Commissario Montalbano 13 - Das Ritual der Rache
Commissario. Und die Leere wurde Stille, nicht nur wortlose Stille, sondern absolute Stille, ohne jeden Laut. Die deutlichste Linie, die man in der Dunkelheit erkennen konnte und die aus der Dünung in der Nähe des Strandes bestand, bewegte sich so langsam wie immer, doch jetzt erzeugte sie nicht das gewohnte leichte Rauschen ähnlich einem Atmen, nichts. Und das Hämmern des Dieselmotors eines Fischerbootes, dessen schwache Lampen man sah, drang nicht bis zur Veranda wie sonst. Es war, als hätte jemand den Ton abgestellt.
Danach hörte Montalbano in diesem Schweigen der Welt, vielleicht des Universums, einen kurzen, unglückseligen, seltsamen Ton aufsteigen, gefolgt von einem zweiten, gleichartigen und von einem weiteren ebensolchen. Was war das?
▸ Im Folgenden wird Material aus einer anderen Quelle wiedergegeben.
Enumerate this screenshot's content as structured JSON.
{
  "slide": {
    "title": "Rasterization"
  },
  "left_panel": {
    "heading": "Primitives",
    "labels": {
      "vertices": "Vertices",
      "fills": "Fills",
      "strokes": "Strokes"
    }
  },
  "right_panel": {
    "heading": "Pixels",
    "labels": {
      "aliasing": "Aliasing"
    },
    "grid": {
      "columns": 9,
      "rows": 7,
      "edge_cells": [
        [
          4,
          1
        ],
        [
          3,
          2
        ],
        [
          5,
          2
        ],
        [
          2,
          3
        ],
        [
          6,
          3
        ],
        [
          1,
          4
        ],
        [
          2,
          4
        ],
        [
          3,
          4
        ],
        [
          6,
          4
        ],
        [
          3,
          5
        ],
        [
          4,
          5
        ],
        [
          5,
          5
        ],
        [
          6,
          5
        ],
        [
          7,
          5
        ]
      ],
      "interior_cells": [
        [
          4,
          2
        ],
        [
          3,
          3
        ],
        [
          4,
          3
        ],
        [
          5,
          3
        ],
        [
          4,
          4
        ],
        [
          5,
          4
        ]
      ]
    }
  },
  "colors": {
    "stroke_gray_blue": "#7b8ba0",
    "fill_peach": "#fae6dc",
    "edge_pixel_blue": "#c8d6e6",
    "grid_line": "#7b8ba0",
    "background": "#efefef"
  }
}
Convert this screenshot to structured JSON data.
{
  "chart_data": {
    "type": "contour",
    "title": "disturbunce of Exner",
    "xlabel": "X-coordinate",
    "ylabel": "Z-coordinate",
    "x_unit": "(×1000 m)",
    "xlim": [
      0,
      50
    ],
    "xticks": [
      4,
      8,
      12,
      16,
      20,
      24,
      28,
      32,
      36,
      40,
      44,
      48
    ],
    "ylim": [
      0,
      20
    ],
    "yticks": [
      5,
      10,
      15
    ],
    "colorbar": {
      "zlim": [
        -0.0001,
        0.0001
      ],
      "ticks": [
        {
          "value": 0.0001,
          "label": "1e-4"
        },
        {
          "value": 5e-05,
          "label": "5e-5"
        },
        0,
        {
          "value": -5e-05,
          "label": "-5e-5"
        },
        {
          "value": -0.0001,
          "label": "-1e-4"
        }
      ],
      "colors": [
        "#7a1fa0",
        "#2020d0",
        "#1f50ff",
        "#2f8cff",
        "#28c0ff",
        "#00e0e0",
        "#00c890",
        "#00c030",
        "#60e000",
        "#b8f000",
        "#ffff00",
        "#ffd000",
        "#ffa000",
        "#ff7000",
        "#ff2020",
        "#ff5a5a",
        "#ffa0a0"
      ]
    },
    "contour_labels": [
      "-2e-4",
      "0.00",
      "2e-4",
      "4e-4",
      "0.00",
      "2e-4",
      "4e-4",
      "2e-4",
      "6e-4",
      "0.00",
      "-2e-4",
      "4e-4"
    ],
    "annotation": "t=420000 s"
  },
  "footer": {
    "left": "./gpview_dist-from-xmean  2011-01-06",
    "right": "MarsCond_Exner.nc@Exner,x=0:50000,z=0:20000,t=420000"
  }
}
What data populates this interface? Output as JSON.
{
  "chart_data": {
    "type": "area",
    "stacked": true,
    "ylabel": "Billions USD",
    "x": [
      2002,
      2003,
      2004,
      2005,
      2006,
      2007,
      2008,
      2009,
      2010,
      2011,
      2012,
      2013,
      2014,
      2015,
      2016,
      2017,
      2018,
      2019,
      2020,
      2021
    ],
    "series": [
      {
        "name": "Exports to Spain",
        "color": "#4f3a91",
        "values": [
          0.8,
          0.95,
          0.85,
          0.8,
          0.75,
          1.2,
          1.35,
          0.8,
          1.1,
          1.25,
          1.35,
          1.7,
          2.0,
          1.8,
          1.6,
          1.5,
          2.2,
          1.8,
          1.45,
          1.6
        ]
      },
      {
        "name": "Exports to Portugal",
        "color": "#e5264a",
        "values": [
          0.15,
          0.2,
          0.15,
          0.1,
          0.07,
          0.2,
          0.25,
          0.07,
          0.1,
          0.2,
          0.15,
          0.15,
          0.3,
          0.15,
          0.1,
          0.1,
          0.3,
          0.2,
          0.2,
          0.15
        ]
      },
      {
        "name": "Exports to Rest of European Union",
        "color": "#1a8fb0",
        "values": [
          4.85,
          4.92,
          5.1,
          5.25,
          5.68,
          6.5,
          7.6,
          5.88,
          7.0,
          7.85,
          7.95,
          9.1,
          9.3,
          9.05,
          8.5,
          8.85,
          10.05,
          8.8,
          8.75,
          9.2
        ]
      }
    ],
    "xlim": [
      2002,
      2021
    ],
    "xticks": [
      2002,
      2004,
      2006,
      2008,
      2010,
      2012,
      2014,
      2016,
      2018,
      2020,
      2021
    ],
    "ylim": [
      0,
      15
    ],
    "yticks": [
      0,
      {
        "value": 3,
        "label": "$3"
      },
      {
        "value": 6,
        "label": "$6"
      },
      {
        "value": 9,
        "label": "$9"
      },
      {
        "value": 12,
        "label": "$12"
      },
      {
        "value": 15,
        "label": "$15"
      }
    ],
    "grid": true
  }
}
Er brauchte eine gewisse Zeit, bis er merkte, dass dieser Ton aus ihm selbst aufstieg. Er weinte aus tiefster Verzweiflung.
Er zwang sich, seinen Wunsch zu bezähmen, alles in Trümmer zu legen, sich um jeden Preis dieser Situation zu entziehen. Er war eben so. Er war ein Mann, der vieles verstand, was andere nicht verstanden oder nicht verstehen wollten: vorübergehende Schwächen, fehlende Courage, Rüpelhaftigkeiten, Mangel an Aufmerksamkeit, Lügen, unlautere Motive und schmutzige Handlungsweisen, Dinge, die man aus Trägheit tut, aus Langeweile, aus Eigennutz und so weiter. Aber er war außerstande, Unredlichkeit und Verrat zu verstehen und zu vergeben.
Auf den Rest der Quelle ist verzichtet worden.